On the verge of disaster. Lido Finance is a so-called liquid staking protocol on Ethereum. Thus, it brings together in a decentralized manner the stakers who deposit their ETH and the node operators. However, a recent breach could have resulted in the loss of billions of dollars.
A flaw on a Lido node operator
As we discussed in the introduction, Lido is a protocol for decentralized staking. This brings together two market players. On the one hand the ETH holders who want to deposit their ETH in staking. On the other, the validators that operate validator nodes using stakers’ ETH as collateral.
On November 22, the Lido DAO revealed that a vulnerability had been discovered with one of the network node operators: InfStones.
To understand the situation, let’s go back a few months. Thus, in July 2023, the company dWallet Labs alerts InfStones after discovering vulnerability.

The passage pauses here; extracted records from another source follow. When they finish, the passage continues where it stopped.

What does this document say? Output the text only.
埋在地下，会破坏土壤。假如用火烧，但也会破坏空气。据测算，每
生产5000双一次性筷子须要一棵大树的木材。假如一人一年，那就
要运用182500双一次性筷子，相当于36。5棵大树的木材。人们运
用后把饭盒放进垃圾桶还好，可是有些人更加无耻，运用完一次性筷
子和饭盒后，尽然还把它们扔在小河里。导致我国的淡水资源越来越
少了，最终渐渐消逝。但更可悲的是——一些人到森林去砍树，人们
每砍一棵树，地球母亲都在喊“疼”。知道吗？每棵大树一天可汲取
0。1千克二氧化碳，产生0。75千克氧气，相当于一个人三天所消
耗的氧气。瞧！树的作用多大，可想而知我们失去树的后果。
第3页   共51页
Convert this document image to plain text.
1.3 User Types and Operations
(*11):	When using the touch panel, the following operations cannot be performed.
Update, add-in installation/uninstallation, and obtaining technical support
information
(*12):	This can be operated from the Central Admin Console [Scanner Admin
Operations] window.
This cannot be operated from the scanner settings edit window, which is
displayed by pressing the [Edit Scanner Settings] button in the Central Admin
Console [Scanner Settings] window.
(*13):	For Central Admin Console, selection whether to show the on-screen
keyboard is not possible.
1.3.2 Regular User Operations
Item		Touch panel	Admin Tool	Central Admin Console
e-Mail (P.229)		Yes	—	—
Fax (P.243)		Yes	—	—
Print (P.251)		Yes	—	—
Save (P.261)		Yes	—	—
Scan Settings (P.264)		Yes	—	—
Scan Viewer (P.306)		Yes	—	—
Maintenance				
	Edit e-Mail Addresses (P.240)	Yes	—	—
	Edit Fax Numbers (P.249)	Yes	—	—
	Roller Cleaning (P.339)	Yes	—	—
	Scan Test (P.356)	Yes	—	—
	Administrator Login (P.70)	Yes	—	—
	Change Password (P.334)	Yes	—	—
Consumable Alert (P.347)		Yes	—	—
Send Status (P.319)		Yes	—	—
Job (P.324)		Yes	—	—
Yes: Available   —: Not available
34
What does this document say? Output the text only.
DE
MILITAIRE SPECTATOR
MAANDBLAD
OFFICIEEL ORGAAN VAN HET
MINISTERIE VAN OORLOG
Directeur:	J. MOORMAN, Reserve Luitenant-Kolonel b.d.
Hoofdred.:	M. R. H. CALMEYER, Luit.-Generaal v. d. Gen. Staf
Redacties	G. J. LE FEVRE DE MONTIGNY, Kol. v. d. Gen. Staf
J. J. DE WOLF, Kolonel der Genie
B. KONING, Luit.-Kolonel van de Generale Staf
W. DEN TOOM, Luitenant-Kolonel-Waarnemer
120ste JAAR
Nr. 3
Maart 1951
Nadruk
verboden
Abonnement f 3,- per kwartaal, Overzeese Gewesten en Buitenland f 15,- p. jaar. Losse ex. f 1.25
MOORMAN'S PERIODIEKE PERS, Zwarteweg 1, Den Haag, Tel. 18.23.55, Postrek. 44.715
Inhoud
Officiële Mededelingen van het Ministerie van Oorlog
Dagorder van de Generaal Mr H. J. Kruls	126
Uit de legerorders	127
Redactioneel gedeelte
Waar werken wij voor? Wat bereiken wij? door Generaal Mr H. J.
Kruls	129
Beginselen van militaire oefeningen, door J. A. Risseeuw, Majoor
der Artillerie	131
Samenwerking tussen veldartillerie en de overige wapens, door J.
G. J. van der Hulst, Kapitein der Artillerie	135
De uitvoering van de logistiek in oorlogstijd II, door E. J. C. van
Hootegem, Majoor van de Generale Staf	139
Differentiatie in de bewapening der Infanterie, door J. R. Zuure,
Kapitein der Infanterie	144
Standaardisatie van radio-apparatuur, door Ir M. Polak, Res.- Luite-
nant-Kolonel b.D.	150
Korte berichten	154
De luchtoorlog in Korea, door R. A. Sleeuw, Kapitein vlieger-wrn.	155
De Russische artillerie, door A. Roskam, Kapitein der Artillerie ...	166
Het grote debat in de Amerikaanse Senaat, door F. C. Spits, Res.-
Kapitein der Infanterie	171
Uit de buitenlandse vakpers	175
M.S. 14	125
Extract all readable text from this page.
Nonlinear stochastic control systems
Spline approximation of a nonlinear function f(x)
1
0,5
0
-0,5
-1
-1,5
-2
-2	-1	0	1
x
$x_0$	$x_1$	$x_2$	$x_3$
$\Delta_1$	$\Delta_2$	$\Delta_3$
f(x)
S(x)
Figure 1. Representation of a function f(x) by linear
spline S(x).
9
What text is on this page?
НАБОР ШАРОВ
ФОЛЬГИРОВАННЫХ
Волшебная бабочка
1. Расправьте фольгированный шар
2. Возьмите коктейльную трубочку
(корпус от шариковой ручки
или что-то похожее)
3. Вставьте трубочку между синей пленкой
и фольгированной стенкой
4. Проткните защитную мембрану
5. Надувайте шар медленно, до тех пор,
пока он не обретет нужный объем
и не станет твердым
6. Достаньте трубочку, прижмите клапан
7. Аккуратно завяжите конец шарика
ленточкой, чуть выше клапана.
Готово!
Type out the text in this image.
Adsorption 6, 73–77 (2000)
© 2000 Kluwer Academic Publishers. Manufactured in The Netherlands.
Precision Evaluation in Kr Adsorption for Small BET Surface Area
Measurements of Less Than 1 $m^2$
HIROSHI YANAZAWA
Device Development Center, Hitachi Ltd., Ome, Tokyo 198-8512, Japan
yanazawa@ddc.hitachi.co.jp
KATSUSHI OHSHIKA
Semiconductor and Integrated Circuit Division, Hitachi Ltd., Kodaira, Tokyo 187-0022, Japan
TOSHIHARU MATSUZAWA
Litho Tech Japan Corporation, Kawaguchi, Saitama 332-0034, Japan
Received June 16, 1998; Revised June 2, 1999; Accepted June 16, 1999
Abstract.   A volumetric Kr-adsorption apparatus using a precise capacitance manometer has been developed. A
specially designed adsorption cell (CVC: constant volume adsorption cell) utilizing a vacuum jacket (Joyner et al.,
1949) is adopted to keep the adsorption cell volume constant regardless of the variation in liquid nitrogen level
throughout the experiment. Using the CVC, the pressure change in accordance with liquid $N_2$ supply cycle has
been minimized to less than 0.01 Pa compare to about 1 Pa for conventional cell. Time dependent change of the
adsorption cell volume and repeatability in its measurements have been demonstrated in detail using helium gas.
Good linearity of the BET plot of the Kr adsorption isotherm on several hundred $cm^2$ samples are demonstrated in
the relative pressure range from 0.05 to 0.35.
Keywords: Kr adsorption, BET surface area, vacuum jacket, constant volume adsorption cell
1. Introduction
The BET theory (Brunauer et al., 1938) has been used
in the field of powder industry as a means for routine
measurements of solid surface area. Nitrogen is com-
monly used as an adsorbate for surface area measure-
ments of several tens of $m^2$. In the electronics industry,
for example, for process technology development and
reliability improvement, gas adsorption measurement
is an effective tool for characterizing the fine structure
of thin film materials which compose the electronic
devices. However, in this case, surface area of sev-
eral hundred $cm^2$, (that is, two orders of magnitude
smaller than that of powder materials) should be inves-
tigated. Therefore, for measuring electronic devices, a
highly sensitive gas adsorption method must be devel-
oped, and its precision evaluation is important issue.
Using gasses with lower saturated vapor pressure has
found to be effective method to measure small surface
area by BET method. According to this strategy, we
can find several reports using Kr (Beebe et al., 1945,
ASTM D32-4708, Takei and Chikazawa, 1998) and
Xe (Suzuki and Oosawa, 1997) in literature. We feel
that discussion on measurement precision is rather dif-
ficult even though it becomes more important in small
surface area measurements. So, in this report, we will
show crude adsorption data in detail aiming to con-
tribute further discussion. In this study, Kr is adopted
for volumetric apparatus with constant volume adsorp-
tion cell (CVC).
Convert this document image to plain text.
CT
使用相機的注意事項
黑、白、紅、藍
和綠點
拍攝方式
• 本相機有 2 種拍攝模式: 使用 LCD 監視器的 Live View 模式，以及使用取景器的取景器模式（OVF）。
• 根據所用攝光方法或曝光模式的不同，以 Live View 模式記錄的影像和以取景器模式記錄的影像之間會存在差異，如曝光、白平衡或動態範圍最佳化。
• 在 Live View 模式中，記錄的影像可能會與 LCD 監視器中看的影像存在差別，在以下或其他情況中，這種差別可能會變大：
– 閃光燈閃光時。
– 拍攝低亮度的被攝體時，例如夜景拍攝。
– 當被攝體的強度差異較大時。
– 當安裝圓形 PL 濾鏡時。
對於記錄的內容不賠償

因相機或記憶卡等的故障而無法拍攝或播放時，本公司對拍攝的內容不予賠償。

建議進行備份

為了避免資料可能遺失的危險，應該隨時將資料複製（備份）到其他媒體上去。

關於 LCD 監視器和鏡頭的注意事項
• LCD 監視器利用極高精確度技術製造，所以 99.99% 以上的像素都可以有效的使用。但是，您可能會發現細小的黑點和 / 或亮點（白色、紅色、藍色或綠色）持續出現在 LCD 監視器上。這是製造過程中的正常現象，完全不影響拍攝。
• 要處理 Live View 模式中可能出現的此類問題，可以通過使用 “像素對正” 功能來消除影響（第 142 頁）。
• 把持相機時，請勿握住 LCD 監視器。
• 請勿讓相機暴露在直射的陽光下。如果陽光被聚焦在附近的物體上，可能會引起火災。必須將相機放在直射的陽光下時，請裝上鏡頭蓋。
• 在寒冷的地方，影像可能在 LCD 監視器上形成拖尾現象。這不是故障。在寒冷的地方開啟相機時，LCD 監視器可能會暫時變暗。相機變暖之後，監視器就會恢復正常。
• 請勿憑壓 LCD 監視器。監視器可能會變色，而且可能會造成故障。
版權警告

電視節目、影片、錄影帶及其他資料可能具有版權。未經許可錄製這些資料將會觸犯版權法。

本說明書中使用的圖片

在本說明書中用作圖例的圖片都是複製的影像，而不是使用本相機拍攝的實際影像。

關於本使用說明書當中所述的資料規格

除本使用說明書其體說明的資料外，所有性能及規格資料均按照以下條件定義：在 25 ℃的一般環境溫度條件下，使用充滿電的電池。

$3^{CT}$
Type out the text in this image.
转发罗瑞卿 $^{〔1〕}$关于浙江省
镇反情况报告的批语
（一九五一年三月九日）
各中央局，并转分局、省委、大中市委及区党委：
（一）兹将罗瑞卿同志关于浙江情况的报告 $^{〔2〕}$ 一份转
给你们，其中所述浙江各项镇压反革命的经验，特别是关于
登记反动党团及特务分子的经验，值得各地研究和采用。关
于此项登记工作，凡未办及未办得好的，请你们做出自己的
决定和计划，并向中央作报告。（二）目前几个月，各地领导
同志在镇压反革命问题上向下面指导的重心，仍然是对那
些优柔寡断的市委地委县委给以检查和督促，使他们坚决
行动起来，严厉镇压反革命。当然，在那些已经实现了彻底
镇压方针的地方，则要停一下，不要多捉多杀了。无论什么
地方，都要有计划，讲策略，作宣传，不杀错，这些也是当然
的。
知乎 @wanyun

In practice, the vulnerability could have been exploited to steal the private keys of certain validators on Ethereum. According to dWallet this would represent 1.2% of validators on Ethereum.
Vulnerability Details
As explained by dWallet Labs in its publication, the flaw is located in the Talion open-source library.
Indeed, Talion is run as administrator on the machines. Furthermore, this one allows arbitrary code to be executed on the machine. Researchers at dWallet Labs thus combined the two to exploit the vulnerability.
To do this, they scanned the network for vulnerable nodes. They found several InfStone nodes listening on port 55555. After some additional manipulation, they managed to recover the username and password to connect to the server.
“At this point we have full control of around 80 nodes, some of which are validators, and we are able to run code on all of them. We immediately contacted InfStones (this was in early July 2023) and reported this initial vulnerability to them. »
Explains dWallet Labs.
For its part, InfStones directly took the necessary measures. Indeed, they have disabled port 55555 on all of their nodes and removed the Talion library of their systems.
Finally, they performed a complete rotation of the keys and authentication information of the affected nodes.
“Additionally, we have invalidated and modified all credentials on affected node instances to mitigate any potential exposure and secure our system against latent threats. »
Explains InfStones.
For its part, the Lido protocol is intended to be reassuring. In fact, it assures its customers that there is no indication that keys have leaked or been compromised.
So, all is well that ends well and the worst could have been avoided. Especially since a Lido hack would have been a disaster for the ecosystem. Yes, Lido is the main staking provider on Ethereum. However, his competitors try to limit their impact to reduce centralization. A matter that does not seem to interest Lido.